Hi i am new to this forum and plotting , i am all up and running and from reading a few threads i dont have much of a problem , but i guess its more a minor tune up than set up i need .My problem is the cutter doesnt seem to cut propperly , sometimes it cuts ok but more than often it doesnt join the beginning and end up so i end up with a small gap ,which is sometimes ofline aswell as if the patern has moved over during the cut .. can anyone help please


----------



## keetch (Mar 12, 2010)

what software are you using? I am using flexi and it has overcut and i use the 0.100 value
sue


----------



## gee-designs (Dec 29, 2010)

Hi im using artcut 2009 with a rabbit 800


----------



## keetch (Mar 12, 2010)

do you mind if i ask you where you got your cutter? I have the 720 fro asc365 in toronto, major headaches, mine was cutting dotted lines, took it back they said it was the board
sue


----------



## keetch (Mar 12, 2010)

I just found this... but I think it is likely option H.
Pattern is not closed or distortional.​ A. --The cutting force is higher or cutter tip is too long.​ --Please adjust the cutting force or the outer-stretching length of cutter tip.​ B. --There is some dirt or stickiness on the roller.​ --Clean up the roller.

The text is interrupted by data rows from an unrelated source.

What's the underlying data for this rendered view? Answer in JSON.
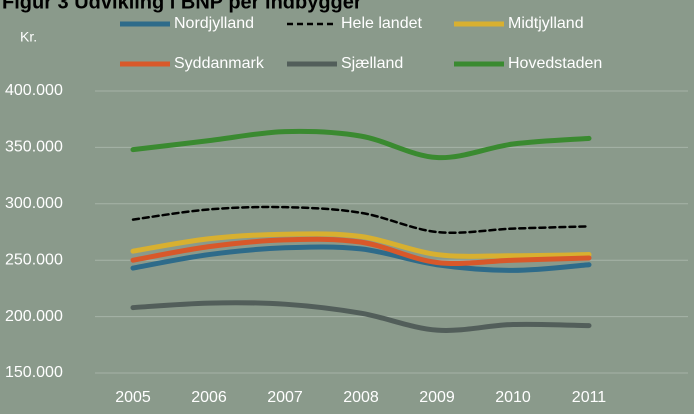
{
  "chart_data": {
    "type": "line",
    "title": "Figur 3 Udvikling i BNP per indbygger",
    "y_label": "Kr.",
    "categories": [
      "2005",
      "2006",
      "2007",
      "2008",
      "2009",
      "2010",
      "2011"
    ],
    "series": [
      {
        "name": "Nordjylland",
        "color": "#2e6b8a",
        "style": "solid",
        "values": [
          243000,
          255000,
          261000,
          260000,
          246000,
          241000,
          246000
        ]
      },
      {
        "name": "Hele landet",
        "color": "#000000",
        "style": "dashed",
        "values": [
          286000,
          295000,
          297000,
          292000,
          275000,
          278000,
          280000
        ]
      },
      {
        "name": "Midtjylland",
        "color": "#d8b030",
        "style": "solid",
        "values": [
          258000,
          269000,
          273000,
          271000,
          255000,
          254000,
          255000
        ]
      },
      {
        "name": "Syddanmark",
        "color": "#d8582a",
        "style": "solid",
        "values": [
          250000,
          262000,
          268000,
          266000,
          248000,
          250000,
          252000
        ]
      },
      {
        "name": "Sjælland",
        "color": "#525e5a",
        "style": "solid",
        "values": [
          208000,
          212000,
          211000,
          203000,
          188000,
          193000,
          192000
        ]
      },
      {
        "name": "Hovedstaden",
        "color": "#3a8a30",
        "style": "solid",
        "values": [
          348000,
          356000,
          364000,
          360000,
          341000,
          353000,
          358000
        ]
      }
    ],
    "ylim": [
      150000,
      400000
    ],
    "yticks": [
      {
        "value": 150000,
        "label": "150.000"
      },
      {
        "value": 200000,
        "label": "200.000"
      },
      {
        "value": 250000,
        "label": "250.000"
      },
      {
        "value": 300000,
        "label": "300.000"
      },
      {
        "value": 350000,
        "label": "350.000"
      },
      {
        "value": 400000,
        "label": "400.000"
      }
    ],
    "grid": true,
    "legend": "top"
  }
}
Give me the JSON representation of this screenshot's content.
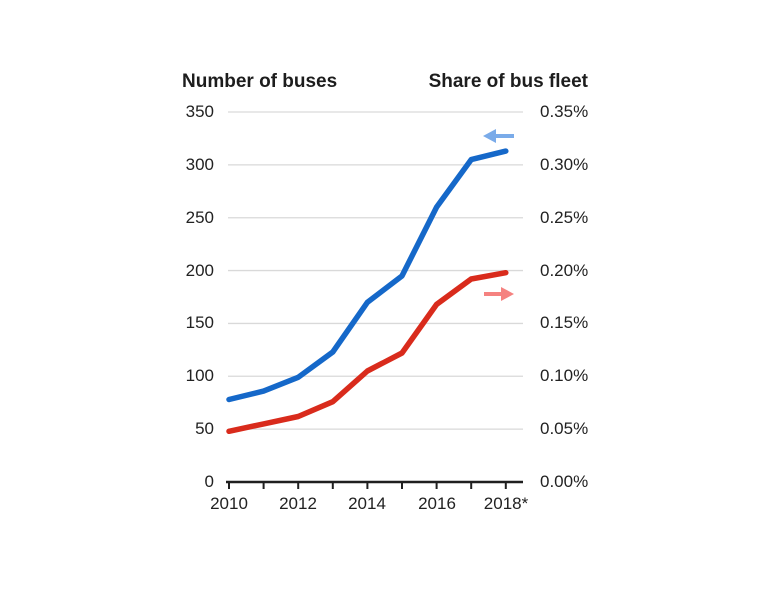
{
  "header": {
    "left_axis_title": "Number of buses",
    "right_axis_title": "Share of bus fleet"
  },
  "axes": {
    "left_tick_labels": [
      "350",
      "300",
      "250",
      "200",
      "150",
      "100",
      "50",
      "0"
    ],
    "right_tick_labels": [
      "0.35%",
      "0.30%",
      "0.25%",
      "0.20%",
      "0.15%",
      "0.10%",
      "0.05%",
      "0.00%"
    ],
    "x_tick_labels": [
      "2010",
      "2012",
      "2014",
      "2016",
      "2018*"
    ]
  },
  "chart_data": {
    "type": "line",
    "title": "",
    "x": [
      2010,
      2011,
      2012,
      2013,
      2014,
      2015,
      2016,
      2017,
      2018
    ],
    "x_tick_labels": [
      "2010",
      "2012",
      "2014",
      "2016",
      "2018*"
    ],
    "series": [
      {
        "name": "Number of buses",
        "axis": "left",
        "color": "#1568c9",
        "values": [
          78,
          86,
          99,
          123,
          170,
          195,
          260,
          305,
          313
        ]
      },
      {
        "name": "Share of bus fleet",
        "axis": "right",
        "unit": "%",
        "color": "#d92b1c",
        "values": [
          0.048,
          0.055,
          0.062,
          0.076,
          0.105,
          0.122,
          0.168,
          0.192,
          0.198
        ]
      }
    ],
    "left_axis": {
      "label": "Number of buses",
      "min": 0,
      "max": 350,
      "tick_step": 50
    },
    "right_axis": {
      "label": "Share of bus fleet",
      "min": 0,
      "max": 0.35,
      "tick_step": 0.05,
      "format": "percent"
    },
    "grid": "horizontal-only",
    "legend": "none",
    "annotations": [
      {
        "type": "arrow",
        "direction": "left",
        "color": "#7aabe9",
        "points_to": "Number of buses line / left axis"
      },
      {
        "type": "arrow",
        "direction": "right",
        "color": "#f58280",
        "points_to": "Share of bus fleet line / right axis"
      }
    ],
    "style": {
      "gridline_color": "#d9d9d9",
      "axis_line_color": "#1f1f1f",
      "text_color": "#222222",
      "background": "#ffffff",
      "line_width": 5.5
    }
  }
}
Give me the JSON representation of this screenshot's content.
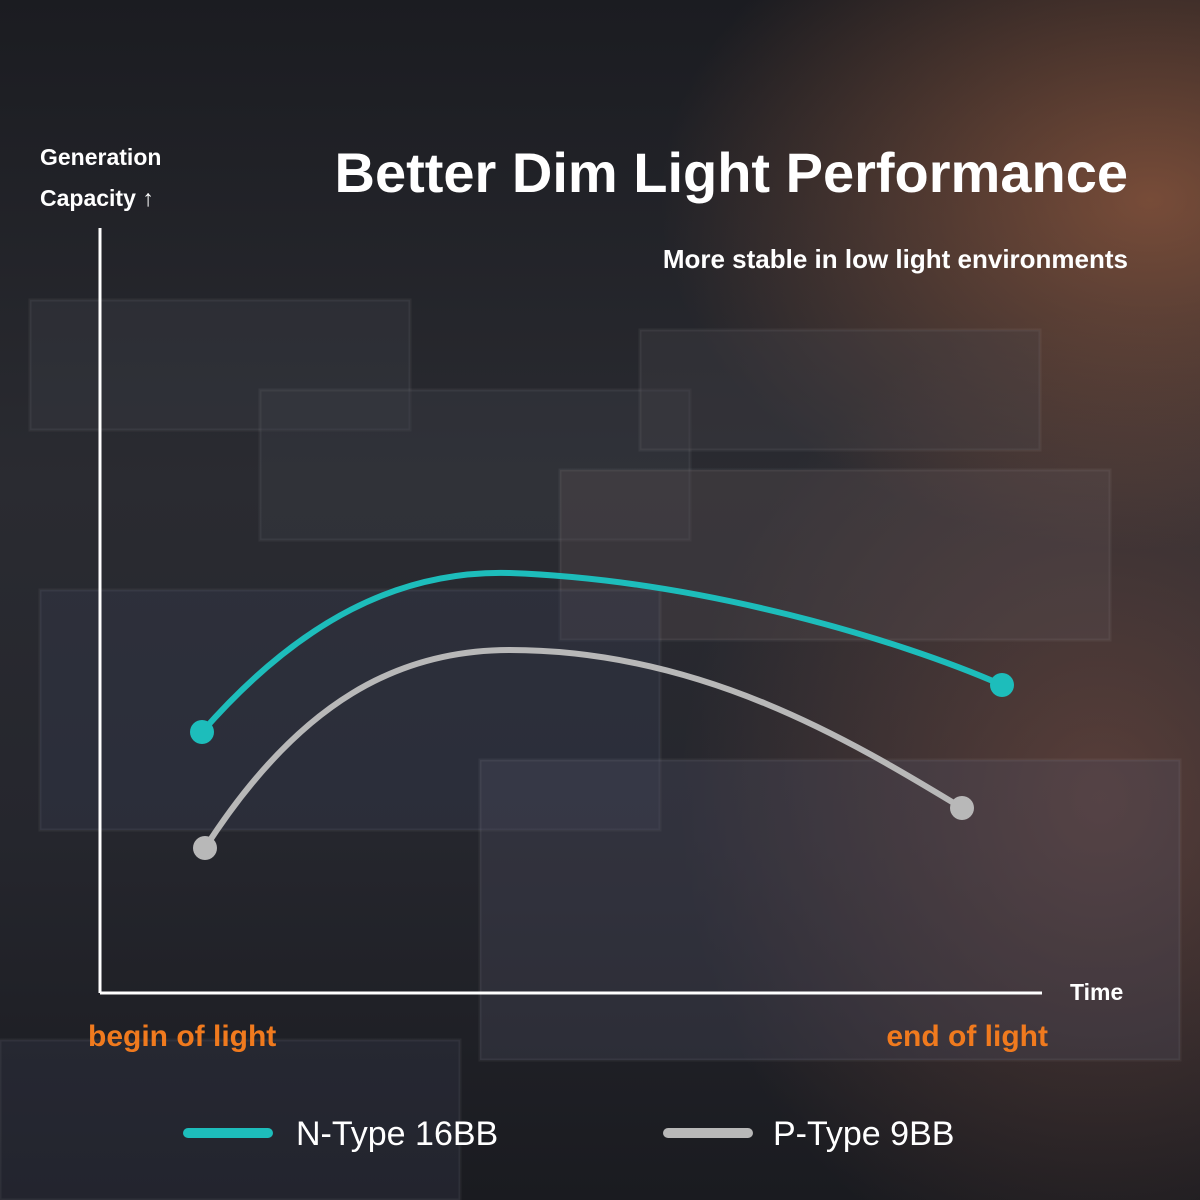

C.--The surface of vinyl film is too dirty or not smooth.
--Change the vinyl film.
D. --The blade has been damaged.
 --Change the blade.
E. --The cutting Strip has damaged.
--Change it .
F. --The blade can’t move smoothly in the holder.
--Clean the holder with alcohol.
G. --The force of pinch roller is even.
--Please contact local distributor.
H. --The compensative parameter in the software isn’t correctly selected.
--Enter ‘Device Setup’ by clicking ‘set up’ in Artcut Software. Then click ‘Plotter Compensation’, select ‘Close’ as 0.2mand ‘Sharp Angle’ as 0.4mm, then ensure port is well set.
5. Attention for small letterings’ cut
When cutting letterings is in small size, please adjust cutting speed and force to lowest one. Also out-stretching length of cutter tip should be adjusted as short as possible.
6. Attention for big letterings’ cut


----------



## keetch (Mar 12, 2010)

if you give me your email i can send you the word document i found
sue


----------